Multiple omics data integrative clustering and gene set analysis (MOGSA)
MOGSA is an R software package for multivariate single sample gene set analysis [6]. Using this package (version 1.22.1), we integrated transcriptomic data and gene level CNA over the same set of samples. Based on the chosen PCs from multiple factorial analysis (MFA), we performed unsupervised clustering to identify subgroups and calculated Hall Mark gene set pathway scores for individual samples.
Determine the number of principle components
MFA [7] was incorporated into the moa function from MOGSA to perform principal component analysis (PCA) for CNA and RNA-seq Expression.
Figure 1. Distribution of variances explained by top 20 principle components (PCs). The first six PCs were used to identify subgroups by clustering. These contained a total of 43.6% of total variance, with CNA and RNA-seq expression contributing equally.
Identify of subgroups
We used ConsensusClusterPlus (version 1.52.0) [8] to identify subgroups based on the first six PCs (Figure 1). We used these parameter settings: maxK=6, reps=10000, pItem=0.8, clusterAlg=”hc”, finalLinkage= “ward.D2”, distance=”pearson”. We named 3 chosen clusters (Figure 2A & 2B) as follows: C1 or ‘Intermediate Risk Molecular Subgroup’; C2 or ‘Low Risk Molecular Subgroup’; and C3 or ‘High Risk Molecular Subgroup’ (Figure 2C). Descriptive names were based on our survival analysis (Figure 5).
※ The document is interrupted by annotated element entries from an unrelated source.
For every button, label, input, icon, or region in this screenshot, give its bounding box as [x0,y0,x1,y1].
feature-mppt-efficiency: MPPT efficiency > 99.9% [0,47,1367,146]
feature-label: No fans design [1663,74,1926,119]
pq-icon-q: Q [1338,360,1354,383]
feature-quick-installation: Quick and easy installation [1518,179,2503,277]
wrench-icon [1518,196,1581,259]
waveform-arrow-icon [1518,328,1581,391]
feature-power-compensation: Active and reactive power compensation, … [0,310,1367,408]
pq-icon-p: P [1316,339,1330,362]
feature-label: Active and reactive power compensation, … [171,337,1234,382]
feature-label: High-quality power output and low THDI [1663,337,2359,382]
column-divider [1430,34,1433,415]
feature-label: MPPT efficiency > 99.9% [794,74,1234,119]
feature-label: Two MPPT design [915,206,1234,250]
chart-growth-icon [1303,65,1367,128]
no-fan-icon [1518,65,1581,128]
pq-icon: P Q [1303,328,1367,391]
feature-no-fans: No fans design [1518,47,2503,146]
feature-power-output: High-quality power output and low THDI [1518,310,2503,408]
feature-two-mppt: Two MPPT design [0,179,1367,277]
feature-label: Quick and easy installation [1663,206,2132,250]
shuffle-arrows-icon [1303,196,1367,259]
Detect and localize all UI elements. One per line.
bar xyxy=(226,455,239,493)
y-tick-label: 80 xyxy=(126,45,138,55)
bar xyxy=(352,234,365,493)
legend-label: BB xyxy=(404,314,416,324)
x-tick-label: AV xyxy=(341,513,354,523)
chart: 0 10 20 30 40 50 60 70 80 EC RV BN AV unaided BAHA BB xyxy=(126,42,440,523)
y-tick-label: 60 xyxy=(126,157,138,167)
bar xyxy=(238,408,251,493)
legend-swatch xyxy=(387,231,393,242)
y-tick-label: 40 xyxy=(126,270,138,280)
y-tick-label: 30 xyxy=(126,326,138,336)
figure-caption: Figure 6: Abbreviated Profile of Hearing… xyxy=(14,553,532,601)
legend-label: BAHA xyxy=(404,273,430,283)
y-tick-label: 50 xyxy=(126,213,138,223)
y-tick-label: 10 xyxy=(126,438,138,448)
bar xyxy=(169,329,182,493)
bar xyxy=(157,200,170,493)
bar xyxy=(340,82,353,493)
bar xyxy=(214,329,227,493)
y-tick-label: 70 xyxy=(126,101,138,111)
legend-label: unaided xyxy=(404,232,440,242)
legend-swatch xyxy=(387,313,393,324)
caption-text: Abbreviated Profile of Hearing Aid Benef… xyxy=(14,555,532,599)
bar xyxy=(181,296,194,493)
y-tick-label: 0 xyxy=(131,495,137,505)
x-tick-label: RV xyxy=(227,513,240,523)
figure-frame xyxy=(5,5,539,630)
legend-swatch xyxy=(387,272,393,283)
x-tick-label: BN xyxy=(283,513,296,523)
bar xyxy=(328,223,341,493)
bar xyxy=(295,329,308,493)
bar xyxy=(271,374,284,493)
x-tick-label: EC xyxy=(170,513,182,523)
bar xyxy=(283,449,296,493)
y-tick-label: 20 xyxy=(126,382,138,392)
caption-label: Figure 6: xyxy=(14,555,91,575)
Figure 2. (A) Delta area shows the numbers of clusters (k) (X axis) and their relative change in area under CDF curve ( Y-axis). (B) Silhouette plot of chosen clusters with k=3. (C) The separation of 3 subgroups: Low Risk Molecular Subgroup, Intermediate Risk Molecular Subgroup, and High Risk Molecular Subgroup.
Survival analysis
We used the R modules Survfit and coxph [9] to perform overall survival analysis based on the three subgroups resulting from the total of 166 TCGA adult samples (Figure 2).
Calculate gene-set pathway scores
We used the MOGSA (the Integrative Single Sample Gene-set Analysis of Multiple Omics Data) package, to identify the MSigDB hallmark pathways’ gene set scores (GSS). We used these parameter settings: nf=6, proc.row=”center_ssq1”, w.data= “lambda1”, and statis=FALSE.
Select representative molecular pathways for three subtypes
In order to choose representative molecular pathways, we firstly selected the pathways resulting from the MOGSA function with GSS FDR (false discovery rate) values smaller than 0.01 in 50% of all samples. Secondly, we used the R functions, fitting generalized linear models (GLM), and t test to calculate the difference of GSSs in each subgroup vs. that in the rest and selected the top 5 and bottom 5 representative pathways ranked by GLM T values, resulting in 16 unique representative pathways total with GLM FDR <0.01 and t test P values < 0.01. Lastly, we visualized z-score scaled GSSs in a heatmap (Figure 5).
Cytogenetics information of the total of 166 patients
The patients’ information on cytogenetic risk and their genetic abnormalities is shown in supplemental table 1.